Kecaman diantaranya datang dari Sekretaris Jenderal Amnesty International Agnes Callamard.
Menurutnya, resolusi DK PBB soal peningkatan pengiriman bantuan memang dibutuhkan. Namun, resolusi tersebut tak cukup untuk menyelesaikan bencana kemanusiaan di Gaza.
"Gencatan senjata segera sudah cukup untuk meringankan penderitaan massal warga sipil yang kita saksikan," ujar Callamart dalam sebuah pernyataannya, melansir Al Jazeera.
Callamard juga mengutuk AS yang menggunakan hak vetonya untuk memaksa DK PBB melemahkan resolusi.
Adapun kelompok medis darurat Doctors Without Borders (MSF) mengatakan resolusi DK PBB sangat jauh dari apa yang dibutuhkan untuk mengatasi krisis di Gaza.
"Resolusi ini telah diperlunak hingga dampaknya terhadap kehidupan warga sipil di Gaza hampir tidak ada artinya," ujar Direktur Eksekutif MSF-USA Avril Benoit.

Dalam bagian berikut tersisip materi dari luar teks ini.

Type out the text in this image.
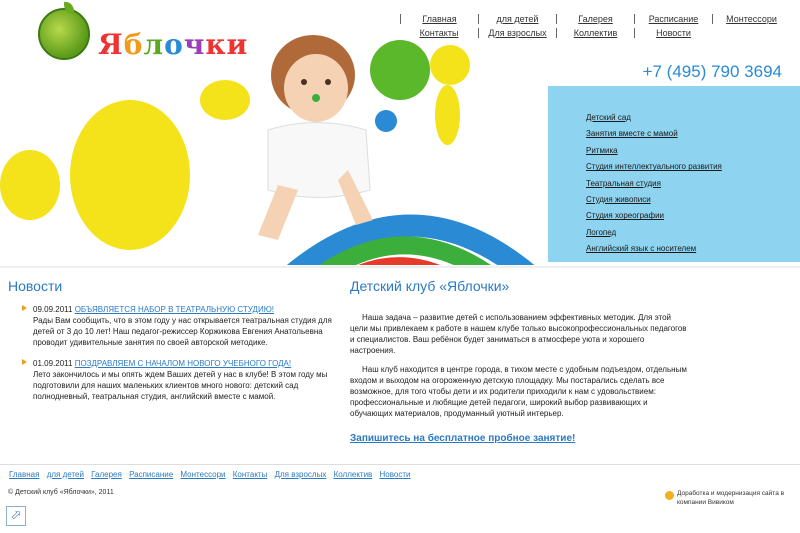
Яблочки
Главная	для детей	Галерея	Расписание	Монтессори
Контакты	Для взрослых	Коллектив	Новости
+7 (495) 790 3694
Детский сад
Занятия вместе с мамой
Ритмика
Студия интеллектуального развития
Театральная студия
Студия живописи
Студия хореографии
Логопед
Английский язык с носителем
Новости
09.09.2011 ОБЪЯВЛЯЕТСЯ НАБОР В ТЕАТРАЛЬНУЮ СТУДИЮ!
Рады Вам сообщить, что в этом году у нас открывается театральная студия для детей от 3 до 10 лет! Наш педагог-режиссер Коржикова Евгения Анатольевна проводит удивительные занятия по своей авторской методике.
01.09.2011 ПОЗДРАВЛЯЕМ С НАЧАЛОМ НОВОГО УЧЕБНОГО ГОДА!
Лето закончилось и мы опять ждем Ваших детей у нас в клубе! В этом году мы подготовили для наших маленьких клиентов много нового: детский сад полнодневный, театральная студия, английский вместе с мамой.
Детский клуб «Яблочки»

Наша задача – развитие детей с использованием эффективных методик. Для этой цели мы привлекаем к работе в нашем клубе только высокопрофессиональных педагогов и специалистов. Ваш ребёнок будет заниматься в атмосфере уюта и хорошего настроения.

Наш клуб находится в центре города, в тихом месте с удобным подъездом, отдельным входом и выходом на огороженную детскую площадку. Мы постарались сделать все возможное, для того чтобы дети и их родители приходили к нам с удовольствием: профессиональные и любящие детей педагоги, широкий выбор развивающих и обучающих материалов, продуманный уютный интерьер.

Запишитесь на бесплатное пробное занятие!
Главная для детей Галерея Расписание Монтессори Контакты Для взрослых Коллектив Новости
© Детский клуб «Яблочки», 2011	Доработка и модернизация сайта в компании Вивиком
⬀
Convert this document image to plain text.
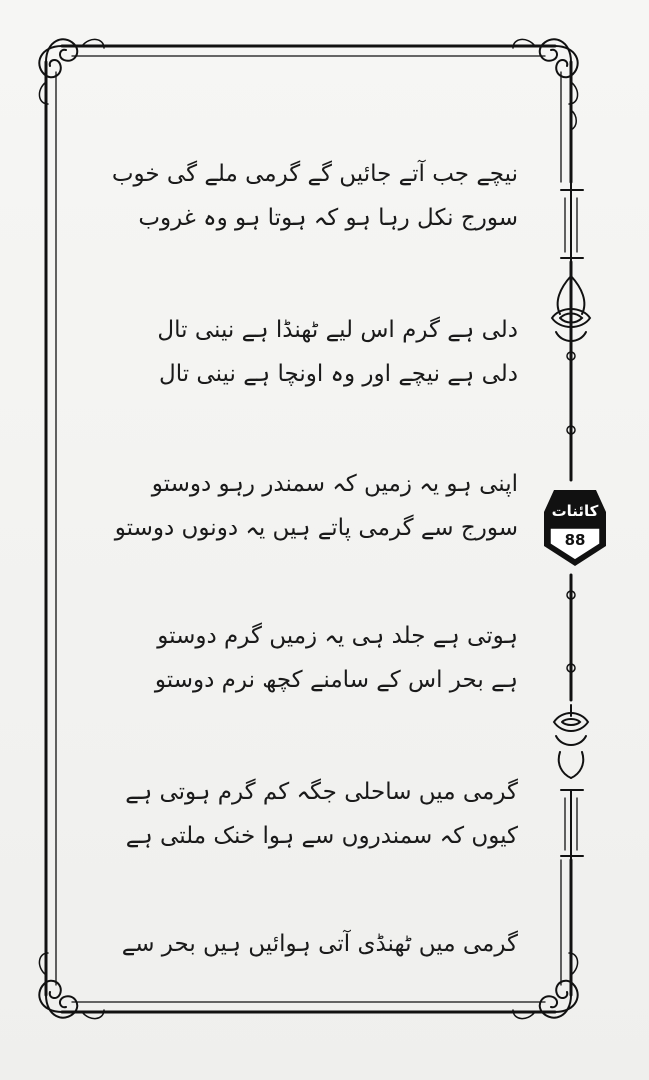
کائنات
88
نیچے جب آتے جائیں گے گرمی ملے گی خوب
سورج نکل رہا ہو کہ ہوتا ہو وہ غروب
دلی ہے گرم اس لیے ٹھنڈا ہے نینی تال
دلی ہے نیچے اور وہ اونچا ہے نینی تال
اپنی ہو یہ زمیں کہ سمندر رہو دوستو
سورج سے گرمی پاتے ہیں یہ دونوں دوستو
ہوتی ہے جلد ہی یہ زمیں گرم دوستو
ہے بحر اس کے سامنے کچھ نرم دوستو
گرمی میں ساحلی جگہ کم گرم ہوتی ہے
کیوں کہ سمندروں سے ہوا خنک ملتی ہے
گرمی میں ٹھنڈی آتی ہوائیں ہیں بحر سے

Dia menambahkan, siapa pun yang mempunyai hati nurani setuju kalau peningkatan bantuan kemanusiaan di Gaza harus dilakukan sesegera mungkin.
Namun ia mencatat, banyak negara anggota PBB yang menyadari perlunya gencatan senjata untuk mengatasi bencana kemanusiaan di Gaza.
"Hanya saja, DK PBB kembali gagal untuk menyerukan hal tersebut," ujar Benoit, melansir dari CNN Indonesia, Sabtu (23/12/2023).
Sementara itu, ahli kebijakan publik dari Institut Studi Pascasarjana Doha Tamer Qarmout dengan tegas menyatakan DK PBB telah gagal menyelesaikan perang antara Israel-Palestina.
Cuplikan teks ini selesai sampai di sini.